Kamis, 18 Oktober 2012

Bank Kian Tidak Efisien Tanpa Outsourcing

Diperketatnya praktik outsourcing merupakan salah satu kado tahun baru terindah bagi kaum pekerja Indonesia. Namun di sisi lain hal itu bisa berarti tambahan biaya bagi pengusaha.
 
 Awal tahun 2012 ini bisa jadi kurang menyenangkan bagi banyak pengusaha. Keputusan Mahkamah Konstitusi menganulir beberapa ketentuan UU No 13/2003 tentang Ketenagakerjaan pada 17 Januari lalu, berpotensi menggelembungkan beban operasional perusahaan. Penghapusan frase “…perjanjian kerja waktu tertentu” dalam Pasal 65 ayat (7) dan “…perjanjian kerja untuk waktu tertentu” dalam Pasal 66 ayat (2) huruf b dalam beberapa hal berimplikasi pada “haramnya” sistem outsourcing bagi perusahaan. Perusahaan kini tidak bisa seenaknya lagi menggunakan praktik outsourcing. Menurut MK, pekerjaan yang memiliki obyek tetap tak bisa lagi dikerjakan lewat mekanisme kontrak atau outsourcing.

Sebelumnya, pada 9 Desember 2011, Bank Indonesia sudah lebih dulu menerbitkan PBI No 13/25/PBI/2011 tentang Prinsip Kehati-hatian bagi Bank Umum yang Melakukan Penyerahan Sebagian Pelaksanaan Pekerjaan Kepada Pihak Lain. Peraturan ini menjadi payung bagi praktik outsourcing di industri perbankan nasional. Dalam PBI tersebut, pekerjaan di bank dibedakan dalam dua kelompok berdasarkan sifatnya, yakni pekerjaan pokok dan pekerjaan penunjang. Pekerjaan penunjang inilah yang diperbolehkan untuk di-outsource-kan atau dialih dayakan kepada pihak ketiga. (lihat Stabilitas Edisi Januari 2012, “Biar Outsourcing Tak Lagi Bikin Pusing”).

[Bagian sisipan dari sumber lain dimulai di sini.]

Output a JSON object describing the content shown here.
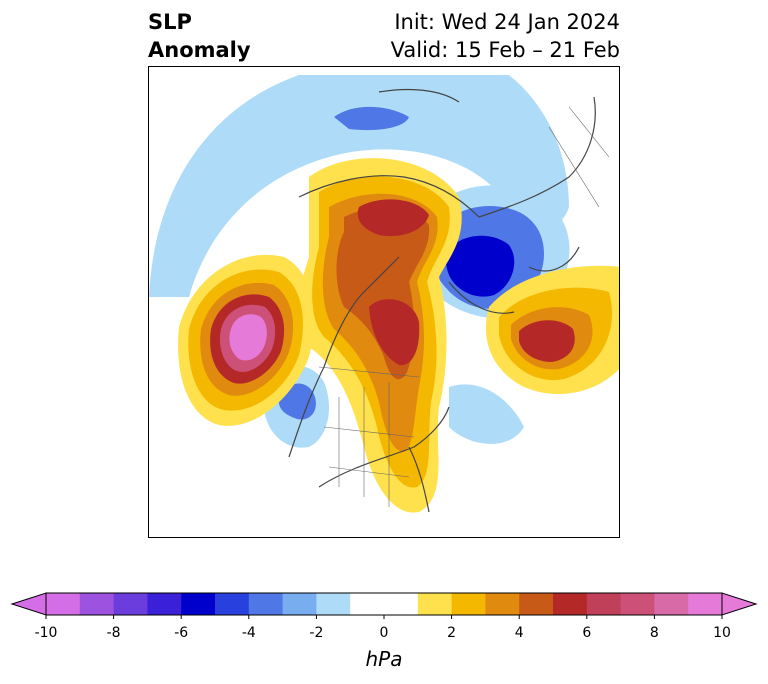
{
  "title": {
    "left_line1": "SLP",
    "left_line2": "Anomaly",
    "init": "Init: Wed 24 Jan 2024",
    "valid": "Valid: 15 Feb – 21 Feb"
  },
  "colorbar": {
    "unit": "hPa",
    "ticks": [
      "-10",
      "-8",
      "-6",
      "-4",
      "-2",
      "0",
      "2",
      "4",
      "6",
      "8",
      "10"
    ],
    "colors": [
      "#d46ee6",
      "#9d52e0",
      "#6b3ddc",
      "#3a20d6",
      "#0000cc",
      "#2840dd",
      "#5077e6",
      "#78aef0",
      "#aedcf8",
      "#ffffff",
      "#ffffff",
      "#ffe14d",
      "#f5b800",
      "#e08a10",
      "#c85a18",
      "#b52828",
      "#c0405a",
      "#cc5078",
      "#d86aa8",
      "#e67ad8"
    ]
  },
  "map": {
    "legend_note": "",
    "colors": {
      "neg_light": "#aedcf8",
      "neg_mid": "#5077e6",
      "neg_dark": "#0000cc",
      "pos1": "#ffe14d",
      "pos2": "#f5b800",
      "pos3": "#e08a10",
      "pos4": "#c85a18",
      "pos5": "#b52828",
      "pos6": "#c0405a",
      "pos7": "#cc5078",
      "pos8": "#e67ad8",
      "coast": "#444444"
    }
  }
}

Menurut BI, pekerjaan pokok adalah pekerjaan yang harus ada dalam alur kegiatan usaha atau alur kegiatan pendukung usaha bank. Artinya, jika pekerjaan itu tidak ada ataupun bermasalah, kinerja operasional inti bank juga akan kacau.Yang termasuk dalam kategori ini misalnya account officer dan credit analyst pada alur kegiatan pemberian kredit, serta customer service, customer relation dan teller pada alur kegiatan penghimpunan dana.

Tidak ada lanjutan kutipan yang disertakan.